This means, unless certain steps are taken, the current partners would bear the tax even if they weren’t partners for the year under audit. To navigate these complex rules and ensure the correct tax is paid by the correct partners, the partnership and its representative must make a number of time-sensitive strategic decisions.

Here are the five time-sensitive actions that a partnership or its representative should take within 30 days of receiving the notice of selection for examination (NOSE):

  1. Identify the Partnership Representative and Determine Whether a Change Is Necessary. The partnership representative (PR) has wide-ranging powers in a partnership audit. The PR can extend the statute of limitations, protest the adjustments or settle with the IRS. The PR’s actions bind the partnership and the partners regardless of any restrictions in the partnership agreement. Upon receipt of the NOSE, the partnership should identify the PR and consider whether a change is necessary. For example, it is common to change the PR if the PR is no longer a partner because the current partners typically want a PR who will have an incentive to ensure that the tax is paid by the audit-year partners, not the current partners.

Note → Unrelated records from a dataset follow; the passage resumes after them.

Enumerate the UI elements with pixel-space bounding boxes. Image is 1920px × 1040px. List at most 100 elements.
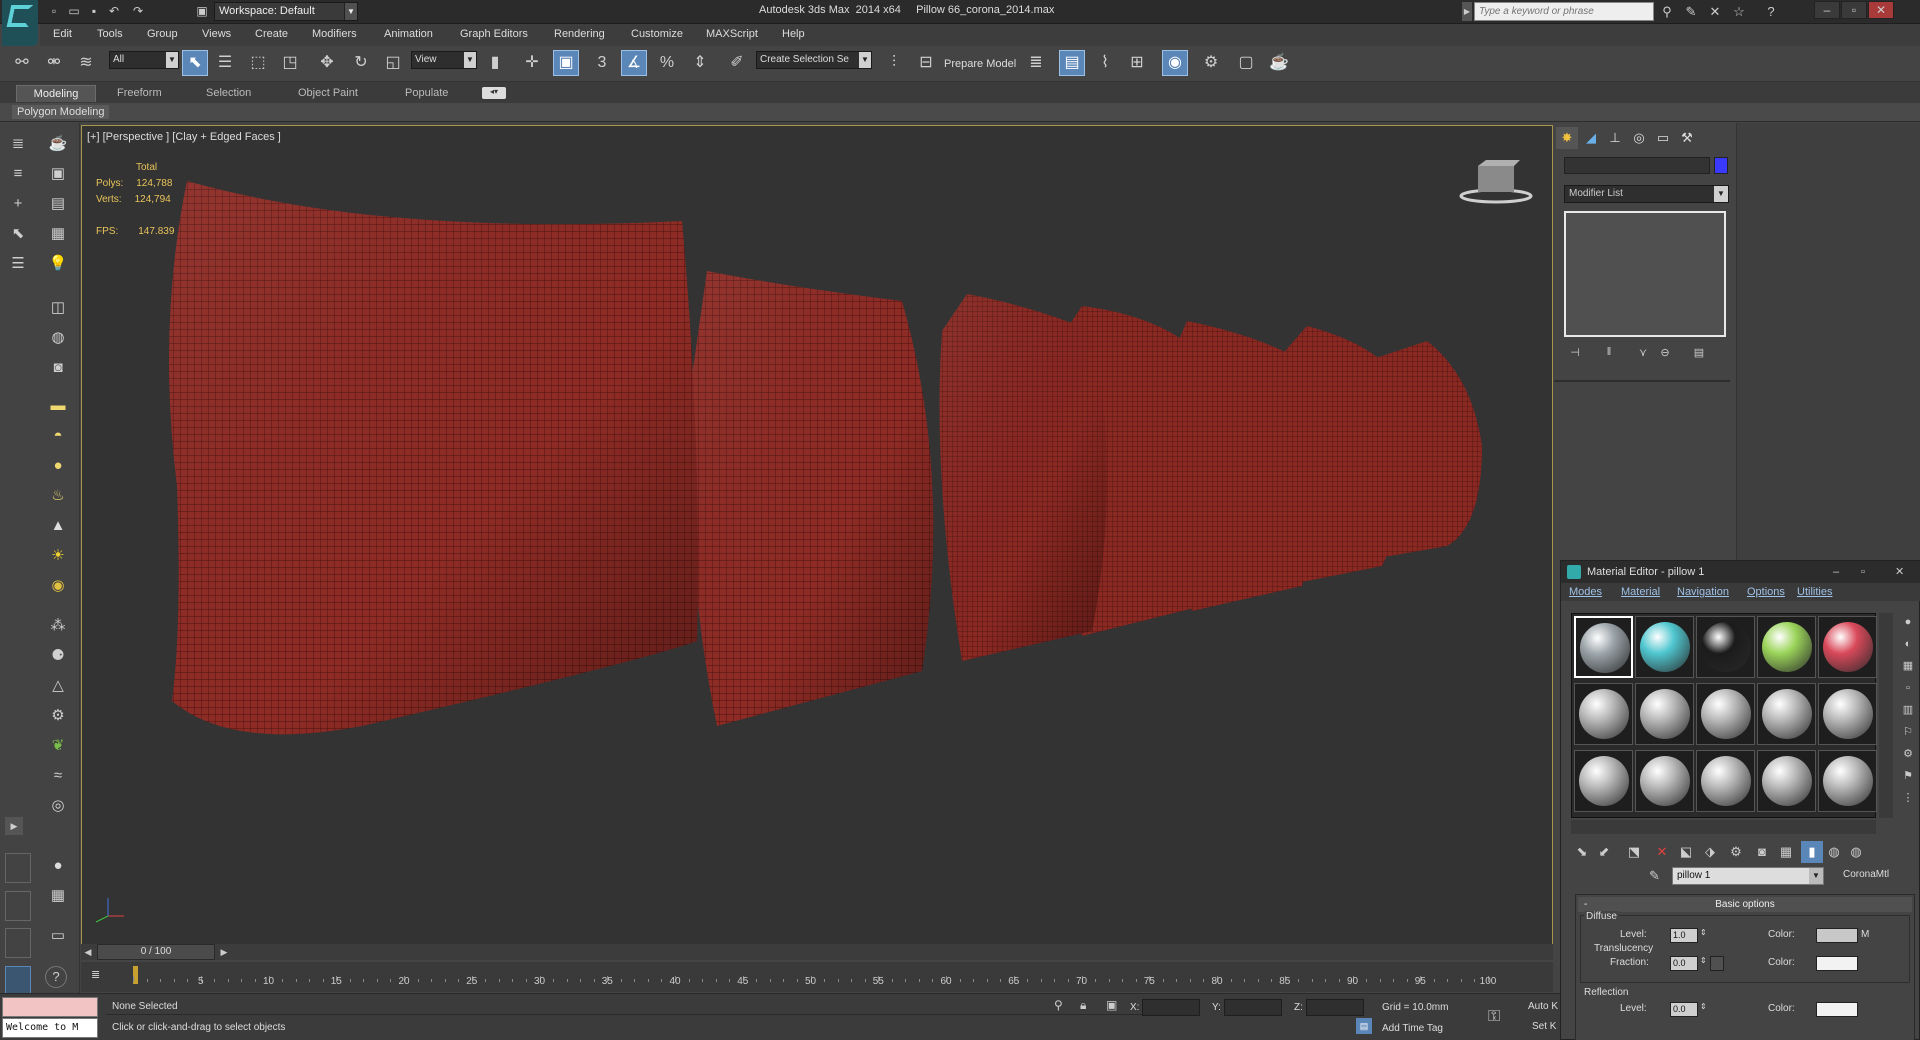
scale-icon[interactable]: ◱ <box>380 50 406 76</box>
percent-snap-icon[interactable]: % <box>654 50 680 76</box>
teapot-icon[interactable]: ☕ <box>45 131 71 157</box>
display-tab-icon[interactable]: ▭ <box>1652 127 1674 149</box>
search-input[interactable] <box>1474 2 1654 21</box>
menu-customize[interactable]: Customize <box>631 28 683 40</box>
menu-tools[interactable]: Tools <box>97 28 123 40</box>
maximize-button[interactable]: ▫ <box>1841 1 1867 19</box>
pivot-center-icon[interactable]: ▮ <box>482 50 508 76</box>
menu-graph-editors[interactable]: Graph Editors <box>460 28 528 40</box>
undo-icon[interactable]: ↶ <box>106 3 122 19</box>
open-icon[interactable]: ▭ <box>66 3 82 19</box>
align-icon[interactable]: ⊟ <box>913 50 939 76</box>
modifier-stack[interactable] <box>1564 211 1726 337</box>
material-editor-title-bar[interactable]: Material Editor - pillow 1 – ▫ ✕ <box>1561 561 1920 583</box>
translucency-map-button[interactable] <box>1710 956 1724 971</box>
help-icon[interactable]: ? <box>1762 3 1780 21</box>
rollout-header[interactable]: - Basic options <box>1578 897 1912 912</box>
video-icon[interactable]: ◙ <box>45 355 71 381</box>
grid-table-icon[interactable]: ▦ <box>45 221 71 247</box>
reflection-level-spinner[interactable]: 0.0 <box>1670 1002 1698 1017</box>
polygon-modeling-panel[interactable]: Polygon Modeling <box>12 105 110 119</box>
menu-navigation[interactable]: Navigation <box>1677 586 1729 598</box>
key-icon[interactable]: ⚿ <box>1488 1008 1500 1026</box>
utilities-tab-icon[interactable]: ⚒ <box>1676 127 1698 149</box>
named-selection-dropdown[interactable]: Create Selection Se ▼ <box>756 51 872 69</box>
sphere-icon[interactable]: ● <box>45 453 71 479</box>
y-coordinate-field[interactable] <box>1224 999 1282 1016</box>
reference-coordinate-dropdown[interactable]: View ▼ <box>411 51 477 69</box>
scene-explorer-icon[interactable]: ≣ <box>5 131 31 157</box>
minimize-button[interactable]: – <box>1814 1 1840 19</box>
tab-modeling[interactable]: Modeling <box>16 85 96 102</box>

  2. Review the Tax Return Under Audit and Consider Filing an Administrative Adjustment Request. The partnership has a very short window after the NOSE to file an administrative adjustment request (AAR) correcting an item on the original return. The partnership may want to file an AAR to correct a mistake because it can push out the adjustments to the audit-year partners without the partners paying “hot” interest (i.e., interest at an increased rate) and reduce the imputed underpayment by taking into account the partners’ tax positions without IRS approval.
  3. Consult the Partnership Agreement. Partnership agreements often contain requirements that the partners be notified of an audit. The PR will want to consult the partnership agreement for notice requirements and other audit-related obligations or restrictions.
  4. Evaluate Whether to Revoke an “Election Out.” Certain partnerships may elect out of the partnership audit rules, so that the partners are audited directly rather than in a partnership-level audit. The partnership can (with the consent of the IRS) revoke the election after it receives the NOSE. The partnership may want to revoke the election if the partners do not want to be audited directly, the partnership wants to retain control of the audit or the partnership does not want to give the partners full access to its books and records.
  5. Contact Outside Tax Counsel. The partnership audit rules are complex and new to both taxpayers and IRS agents. Partnerships and their representatives should contact outside counsel to help them navigate the many traps for the unwary in these rules, as well as protect any privileges that may exist and avoid any potential conflicts of interest.